Estaba de pie, muy seria, junto a un hombre corpulento, vestido de civil, con un ostentoso traje a rayas, y por el modo en que se hablaban sin mirarse los dos tenían un cansino aire conyugal. Mi amigo no me explica si le costó vencer la timidez, si bailó con otras mujeres antes de acercarse a ella, y como no está inventando una historia no tiene necesidad de episodios intermedios, de decirme qué había sido del capitán que iba con él. Ahora mismo, en su memoria, él está a solas con la mujer pelirroja, como contra un fondo negro, y la mujer ni siquiera tiene nombre, porque mi amigo lo ha olvidado o porque yo no lo he entendido, y no quiero atribuirle uno, el de alguna mujer que tuviera un destino idéntico al que seguramente le esperaba a ella.

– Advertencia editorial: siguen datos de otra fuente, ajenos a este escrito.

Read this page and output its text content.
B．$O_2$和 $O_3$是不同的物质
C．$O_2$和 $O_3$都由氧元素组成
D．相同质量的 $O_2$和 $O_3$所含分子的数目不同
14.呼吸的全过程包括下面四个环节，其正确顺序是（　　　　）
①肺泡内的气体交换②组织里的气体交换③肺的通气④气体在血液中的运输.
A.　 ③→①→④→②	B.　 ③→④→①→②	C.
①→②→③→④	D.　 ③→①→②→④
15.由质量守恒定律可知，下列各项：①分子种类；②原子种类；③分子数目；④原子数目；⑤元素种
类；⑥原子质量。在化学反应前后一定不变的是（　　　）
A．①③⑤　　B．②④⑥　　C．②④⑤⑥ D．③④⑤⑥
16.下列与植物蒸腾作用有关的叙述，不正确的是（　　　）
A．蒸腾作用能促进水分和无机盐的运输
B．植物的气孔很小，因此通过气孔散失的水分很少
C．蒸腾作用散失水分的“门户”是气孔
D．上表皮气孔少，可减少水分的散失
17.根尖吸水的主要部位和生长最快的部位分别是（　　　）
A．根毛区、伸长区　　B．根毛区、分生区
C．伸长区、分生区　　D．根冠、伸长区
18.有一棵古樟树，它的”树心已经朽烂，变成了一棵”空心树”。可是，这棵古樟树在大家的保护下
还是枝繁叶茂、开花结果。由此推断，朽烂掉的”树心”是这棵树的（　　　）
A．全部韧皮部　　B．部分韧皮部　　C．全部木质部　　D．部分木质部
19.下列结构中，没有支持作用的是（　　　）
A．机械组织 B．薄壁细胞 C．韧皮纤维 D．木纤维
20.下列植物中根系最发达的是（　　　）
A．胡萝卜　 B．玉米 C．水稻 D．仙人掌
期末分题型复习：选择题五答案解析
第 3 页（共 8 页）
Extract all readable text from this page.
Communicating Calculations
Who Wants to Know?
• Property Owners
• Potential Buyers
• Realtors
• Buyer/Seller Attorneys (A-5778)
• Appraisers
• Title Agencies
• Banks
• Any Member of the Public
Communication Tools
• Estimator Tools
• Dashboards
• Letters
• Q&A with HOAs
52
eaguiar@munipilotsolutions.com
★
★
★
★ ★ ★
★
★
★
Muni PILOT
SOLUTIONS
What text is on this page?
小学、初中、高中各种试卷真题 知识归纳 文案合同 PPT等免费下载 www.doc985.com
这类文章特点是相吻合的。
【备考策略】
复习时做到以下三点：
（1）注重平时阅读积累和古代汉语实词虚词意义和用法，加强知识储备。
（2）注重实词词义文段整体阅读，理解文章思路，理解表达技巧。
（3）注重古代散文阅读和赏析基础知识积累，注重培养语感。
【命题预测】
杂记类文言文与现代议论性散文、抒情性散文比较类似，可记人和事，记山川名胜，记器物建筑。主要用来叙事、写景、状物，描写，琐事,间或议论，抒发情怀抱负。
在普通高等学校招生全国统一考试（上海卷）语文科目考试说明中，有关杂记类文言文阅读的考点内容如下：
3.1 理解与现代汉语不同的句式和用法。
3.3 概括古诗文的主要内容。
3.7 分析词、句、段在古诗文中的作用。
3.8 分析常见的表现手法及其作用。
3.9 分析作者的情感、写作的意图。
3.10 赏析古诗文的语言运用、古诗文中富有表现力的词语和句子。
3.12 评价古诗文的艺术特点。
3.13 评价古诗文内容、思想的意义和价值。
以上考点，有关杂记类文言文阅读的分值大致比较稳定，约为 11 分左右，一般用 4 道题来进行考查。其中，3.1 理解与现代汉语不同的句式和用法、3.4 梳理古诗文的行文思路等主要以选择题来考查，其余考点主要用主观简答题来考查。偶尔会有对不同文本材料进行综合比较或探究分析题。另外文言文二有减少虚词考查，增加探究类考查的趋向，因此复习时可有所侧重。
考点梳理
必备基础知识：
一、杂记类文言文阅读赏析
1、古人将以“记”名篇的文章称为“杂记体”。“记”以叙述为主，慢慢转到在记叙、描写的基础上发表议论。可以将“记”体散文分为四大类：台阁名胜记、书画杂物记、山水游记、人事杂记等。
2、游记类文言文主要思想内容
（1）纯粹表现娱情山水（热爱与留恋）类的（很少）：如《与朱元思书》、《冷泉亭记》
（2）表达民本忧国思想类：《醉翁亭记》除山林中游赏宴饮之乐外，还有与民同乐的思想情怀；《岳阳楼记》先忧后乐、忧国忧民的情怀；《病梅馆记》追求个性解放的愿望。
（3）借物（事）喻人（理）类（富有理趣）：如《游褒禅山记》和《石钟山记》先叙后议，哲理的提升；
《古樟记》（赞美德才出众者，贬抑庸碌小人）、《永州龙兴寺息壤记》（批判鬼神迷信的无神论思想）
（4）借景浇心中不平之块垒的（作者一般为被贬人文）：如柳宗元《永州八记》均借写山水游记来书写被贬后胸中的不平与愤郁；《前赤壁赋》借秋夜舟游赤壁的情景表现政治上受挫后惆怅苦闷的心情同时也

Bailaban y ella le murmuraba al oído, inclinándose un poco sobre él, pero mirando al mismo tiempo hacia otra parte, con un aire distraído de formalidad, como si estuvieran en uno de aquellos salones de entonces donde los hombres pagaban por bailar con las mujeres durante los dos o tres minutos de una canción. Había ido tan lejos para encontrar a esa mujer, había atravesado toda la anchura de Europa y la devastación y el barro de Rusia y combatido en el sitio de Leningrado para tenerla en sus brazos y estrecharla gradualmente contra su cintura mientras olía su pelo y su piel y escuchaba su voz, los dos solos y abrazados entre toda la gente que llenaba la pista de baile, siguiendo apenas la música, volviendo a buscarse cuando terminaba una pieza en la que se habían visto obligados a bailar con otra pareja. Pero no había sólo simpatía o deseo en ella, una mujer en la plenitud espléndida de los treinta y tantos años, sino también desesperación, una forma de pánico que él no había presenciado nunca, igual que no había abrazado nunca un cuerpo como el suyo, y que estaba en sus ojos y en su voz y también en el modo en que ella le apretaba la mano mientras se deslizaban lentamente sobre la pista de baile, crispando los dedos, como queriendo sacudirlo con una urgencia que al principio él creyó sexual, y que quizás también lo era en parte, aunque parecía que en ella la desesperación lo anegaba todo y había desalojado cualquier otro impulso que no fuera el del miedo, el de un instinto de sobrevivir teñido de remordimiento y vergüenza. Le hablaba muy cerca de su oído, y al mismo tiempo vigilaba de soslayo a las parejas próximas y no perdía nunca de vista al hombre vestido de oscuro que seguía inmóvil en un extremo de la sala. Le sonreía, entornaba los párpados, como dejándose llevar por el mareo delicioso y liviano de la música de baile, pero sus palabras no tenían nada que ver con la expresión tranquila y algo fatigada de su cara, sino con algo que estaba en el fondo de sus ojos verdes, con el modo en que sus uñas casi se hincaban en el dorso de la mano de él.